Node.js arrives for the JVM
Nodyn for Node.js enables Nodeapps to work directly with existing Java apps
With Nodyn, Node.js gains yet another place it can run: the Java Virtual Machine.
But the main motive for allowing Node.js apps run on the JVM is about allowing Node.js Applications to work directly with existing Java Applications. Consequently, the Nodyn project is also part of the JBoss ecosystem for the sake of further integration with the rest of the Java application world, as well as apps from any other language currently running on the JVM (such as, Clojure).
Nodyn isn't a direct port of the Node.js code. It replicates the functionality of Node.js's APIs. Not working things like the VM API (itself unstable in Node.js) and TLS/SSL haven't been implemented yet.

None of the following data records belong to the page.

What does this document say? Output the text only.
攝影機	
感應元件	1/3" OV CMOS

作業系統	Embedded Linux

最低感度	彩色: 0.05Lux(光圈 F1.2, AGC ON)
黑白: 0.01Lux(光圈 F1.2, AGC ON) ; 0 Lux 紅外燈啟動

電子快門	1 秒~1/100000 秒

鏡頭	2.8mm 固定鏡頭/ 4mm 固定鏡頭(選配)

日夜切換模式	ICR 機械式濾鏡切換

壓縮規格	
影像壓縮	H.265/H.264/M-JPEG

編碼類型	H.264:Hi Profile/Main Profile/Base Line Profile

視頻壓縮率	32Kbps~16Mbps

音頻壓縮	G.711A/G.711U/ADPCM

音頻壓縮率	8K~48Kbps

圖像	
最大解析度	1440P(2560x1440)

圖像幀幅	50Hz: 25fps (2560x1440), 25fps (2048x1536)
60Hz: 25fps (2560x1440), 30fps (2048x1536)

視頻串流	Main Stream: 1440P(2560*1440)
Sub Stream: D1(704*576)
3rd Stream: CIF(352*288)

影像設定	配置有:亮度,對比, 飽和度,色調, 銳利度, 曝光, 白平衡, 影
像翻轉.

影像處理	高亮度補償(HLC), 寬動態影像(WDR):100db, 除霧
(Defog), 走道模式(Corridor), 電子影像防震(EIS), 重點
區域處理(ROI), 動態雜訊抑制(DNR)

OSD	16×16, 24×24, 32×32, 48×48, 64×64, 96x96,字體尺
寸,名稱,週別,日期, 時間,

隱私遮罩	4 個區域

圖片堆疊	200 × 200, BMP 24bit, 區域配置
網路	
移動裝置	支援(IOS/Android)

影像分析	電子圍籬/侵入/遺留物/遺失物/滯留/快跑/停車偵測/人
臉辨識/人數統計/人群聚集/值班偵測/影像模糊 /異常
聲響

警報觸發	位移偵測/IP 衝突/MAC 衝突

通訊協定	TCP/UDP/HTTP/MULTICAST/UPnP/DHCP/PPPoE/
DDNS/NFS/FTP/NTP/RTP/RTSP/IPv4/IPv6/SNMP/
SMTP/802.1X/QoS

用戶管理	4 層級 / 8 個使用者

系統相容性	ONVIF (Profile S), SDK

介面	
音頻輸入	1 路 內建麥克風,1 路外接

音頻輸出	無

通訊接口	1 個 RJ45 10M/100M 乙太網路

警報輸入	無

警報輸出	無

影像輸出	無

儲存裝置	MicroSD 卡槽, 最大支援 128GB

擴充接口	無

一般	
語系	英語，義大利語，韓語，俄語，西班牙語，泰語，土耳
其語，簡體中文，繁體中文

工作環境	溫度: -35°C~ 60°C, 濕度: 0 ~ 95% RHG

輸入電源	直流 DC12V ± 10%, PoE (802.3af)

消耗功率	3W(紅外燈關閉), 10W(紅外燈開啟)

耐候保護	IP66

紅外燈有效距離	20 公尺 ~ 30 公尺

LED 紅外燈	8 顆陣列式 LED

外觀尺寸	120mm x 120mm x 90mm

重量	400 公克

Alternates for Nodyn to make Node.js talk to other platforms is native Node and node-ffi -- short for "Foreign Function Interface" -- which allows Node.js to create bindings with dynamic libraries without needing any C++ code on the part of the Node.js programmer. It isn't clear yet how node-ffi's performance will stack up against Nodyn in the long run, although Nodyn seems like it's aiming to be the far more complete, robust solution of the two, thanks to such features as the clustering capabilities inherent in Vert.x.